Kinda wish i had not bought the game.
Well, just from that time period, many images have survived. In any case, there were no significant "black" populations there. Although there should be gypsies (although not all of them are dark, contrary to stereotypes).


It said that their was a portal somewhere in Central Europe not Poland. So why can't their be Asians?
Let me take on the role - I am from Russia and I have many Tatars I know. There is a nuance here - migrating nomads will inevitably make contact with new populations. And often they mix with them - as a rule, these are either tribes that have entered into an alliance, or slaves captured in raids. As a result, the further, the more they deviate from the stereotypical phenotype. There are "stereotypical Asians" among the Russian Turks.
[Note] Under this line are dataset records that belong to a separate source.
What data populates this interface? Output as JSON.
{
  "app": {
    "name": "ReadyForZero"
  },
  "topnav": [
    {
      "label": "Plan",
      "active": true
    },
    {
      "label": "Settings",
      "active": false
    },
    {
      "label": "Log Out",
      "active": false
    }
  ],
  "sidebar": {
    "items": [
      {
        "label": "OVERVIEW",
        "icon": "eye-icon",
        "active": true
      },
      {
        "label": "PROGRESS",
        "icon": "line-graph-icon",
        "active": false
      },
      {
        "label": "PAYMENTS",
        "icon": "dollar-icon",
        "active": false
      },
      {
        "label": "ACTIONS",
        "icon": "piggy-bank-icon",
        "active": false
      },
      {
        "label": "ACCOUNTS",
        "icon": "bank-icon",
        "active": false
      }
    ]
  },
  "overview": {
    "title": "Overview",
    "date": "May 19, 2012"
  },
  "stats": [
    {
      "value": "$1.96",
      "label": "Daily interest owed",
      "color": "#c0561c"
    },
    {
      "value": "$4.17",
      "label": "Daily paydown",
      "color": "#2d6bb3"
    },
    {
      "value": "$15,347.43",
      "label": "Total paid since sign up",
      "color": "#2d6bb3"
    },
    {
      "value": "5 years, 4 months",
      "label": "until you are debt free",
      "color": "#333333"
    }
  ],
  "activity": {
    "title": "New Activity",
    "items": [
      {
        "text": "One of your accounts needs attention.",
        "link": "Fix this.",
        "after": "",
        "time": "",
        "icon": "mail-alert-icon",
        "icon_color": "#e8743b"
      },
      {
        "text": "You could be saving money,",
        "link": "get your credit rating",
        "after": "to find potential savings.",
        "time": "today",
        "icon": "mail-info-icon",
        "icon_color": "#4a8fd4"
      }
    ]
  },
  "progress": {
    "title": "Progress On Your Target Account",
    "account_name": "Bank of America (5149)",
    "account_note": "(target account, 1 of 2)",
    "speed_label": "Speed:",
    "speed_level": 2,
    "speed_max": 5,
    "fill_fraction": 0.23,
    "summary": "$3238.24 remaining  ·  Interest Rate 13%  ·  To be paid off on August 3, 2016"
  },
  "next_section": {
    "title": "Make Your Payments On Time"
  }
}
But there are many who are similar to Iranians, or inescapable from the "stereotypical Europeans". I'm not talking about Hungarians, many of whom are descendants of assimilated Slavs, Germans, and others.
 
Well, just from that time period, many images have survived. In any case, there were no significant "black" populations there. Although there should be gypsies (although not all of them are dark, contrary to stereotypes).
Not what anyone claimed.
The term you are using is considered a slur by some.
There would also have been not insignificant amount of jews.
While the number of black people might not have been "significant" amount of black people, whatever that means, including some would not have been historically inaccurate, so defending the choice of having nobody but white christians in the game with historical accuracy is BS.

And finally, historical accuracy is more often than not nothing but an excuse for authors or developers do what they were already doing anyway, extremely few productions (book, tv, game) actually bother with real in depth research, or follow the results if they are inconvenient.